Presidential Tech Town Hall Slated
Engine Advocacy is teaming up with the Technology Association of Iowa and the Cedar Rapids Gazette to host an “Iowa Presidential Tech Town Hall.” One candidate already confirmed for the Dec. 7 event is former HP CEO Carly Fiorina, the groups announced last week. Other 2016 candidates have been invited, and hosts said they expect more confirmations. “It’s critical for the start-up community to make its voice heard in this election cycle, and drive the conversation about tech and entrepreneurship,” said Engine’s leader, Julie Samuels, announcing the event.
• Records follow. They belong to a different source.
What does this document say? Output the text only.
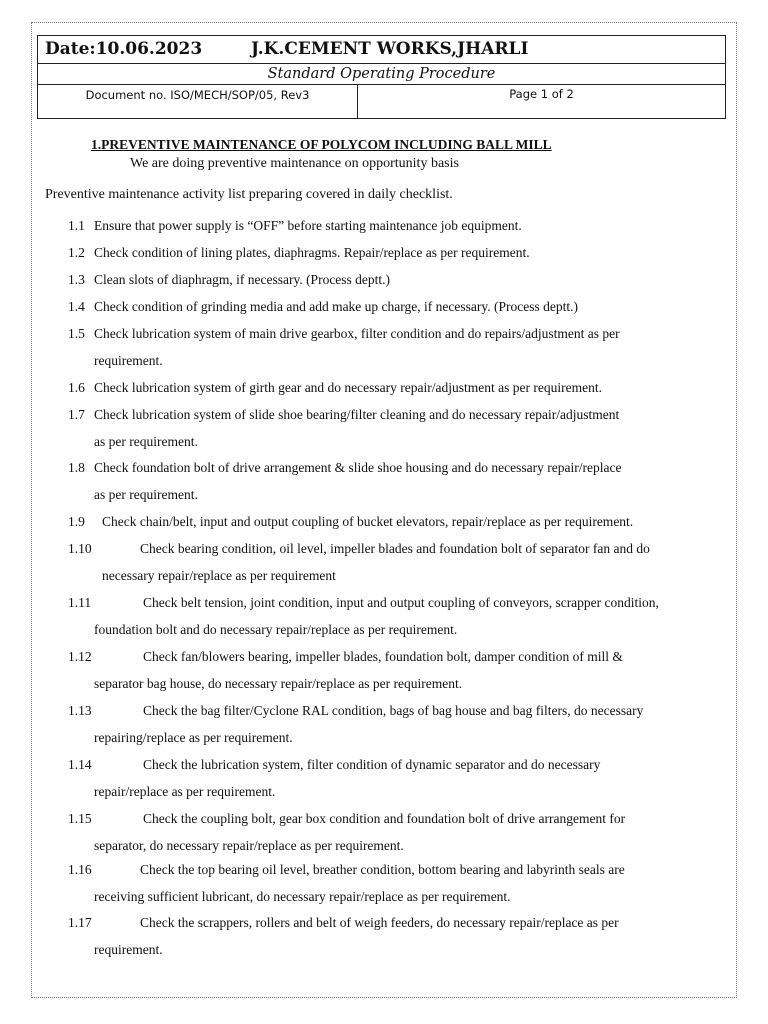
Date:10.06.2023	J.K.CEMENT WORKS,JHARLI
Standard Operating Procedure
Document no. ISO/MECH/SOP/05, Rev3	Page 1 of 2
1.PREVENTIVE MAINTENANCE OF POLYCOM INCLUDING BALL MILL
We are doing preventive maintenance on opportunity basis
Preventive maintenance activity list preparing covered in daily checklist.
1.1 Ensure that power supply is “OFF” before starting maintenance job equipment.
1.2 Check condition of lining plates, diaphragms. Repair/replace as per requirement.
1.3 Clean slots of diaphragm, if necessary. (Process deptt.)
1.4 Check condition of grinding media and add make up charge, if necessary. (Process deptt.)
1.5 Check lubrication system of main drive gearbox, filter condition and do repairs/adjustment as per
requirement.
1.6 Check lubrication system of girth gear and do necessary repair/adjustment as per requirement.
1.7 Check lubrication system of slide shoe bearing/filter cleaning and do necessary repair/adjustment
as per requirement.
1.8 Check foundation bolt of drive arrangement & slide shoe housing and do necessary repair/replace
as per requirement.
1.9 Check chain/belt, input and output coupling of bucket elevators, repair/replace as per requirement.
1.10	Check bearing condition, oil level, impeller blades and foundation bolt of separator fan and do
necessary repair/replace as per requirement
1.11	Check belt tension, joint condition, input and output coupling of conveyors, scrapper condition,
foundation bolt and do necessary repair/replace as per requirement.
1.12	Check fan/blowers bearing, impeller blades, foundation bolt, damper condition of mill &
separator bag house, do necessary repair/replace as per requirement.
1.13	Check the bag filter/Cyclone RAL condition, bags of bag house and bag filters, do necessary
repairing/replace as per requirement.
1.14	Check the lubrication system, filter condition of dynamic separator and do necessary
repair/replace as per requirement.
1.15	Check the coupling bolt, gear box condition and foundation bolt of drive arrangement for
separator, do necessary repair/replace as per requirement.
1.16	Check the top bearing oil level, breather condition, bottom bearing and labyrinth seals are
receiving sufficient lubricant, do necessary repair/replace as per requirement.
1.17	Check the scrappers, rollers and belt of weigh feeders, do necessary repair/replace as per
requirement.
Battle Over Digital Music Playing Out In Lobbying Efforts
Music advocacy groups have long been blanketing Capitol Hill with artists and songwriters to brief lawmakers on the state of a music business in digital flux. Now online radio giant Pandora is getting in on the action. The company brought a trio of burgeoning recording artists to Washington to show how performers benefit from Pandora exposure in a move that offers a counterpoint to music groups’ contention that the online radio giant is an enemy of artists and songwriters, according to Politico.
Congress isn’t close to passing music reforms, but both sides of the music licensing debate have ramped up their lobbying efforts this year. Groups including the Recording Academy have brought many more — and higher-profile — artists to Capitol Hill to lobby on music issues.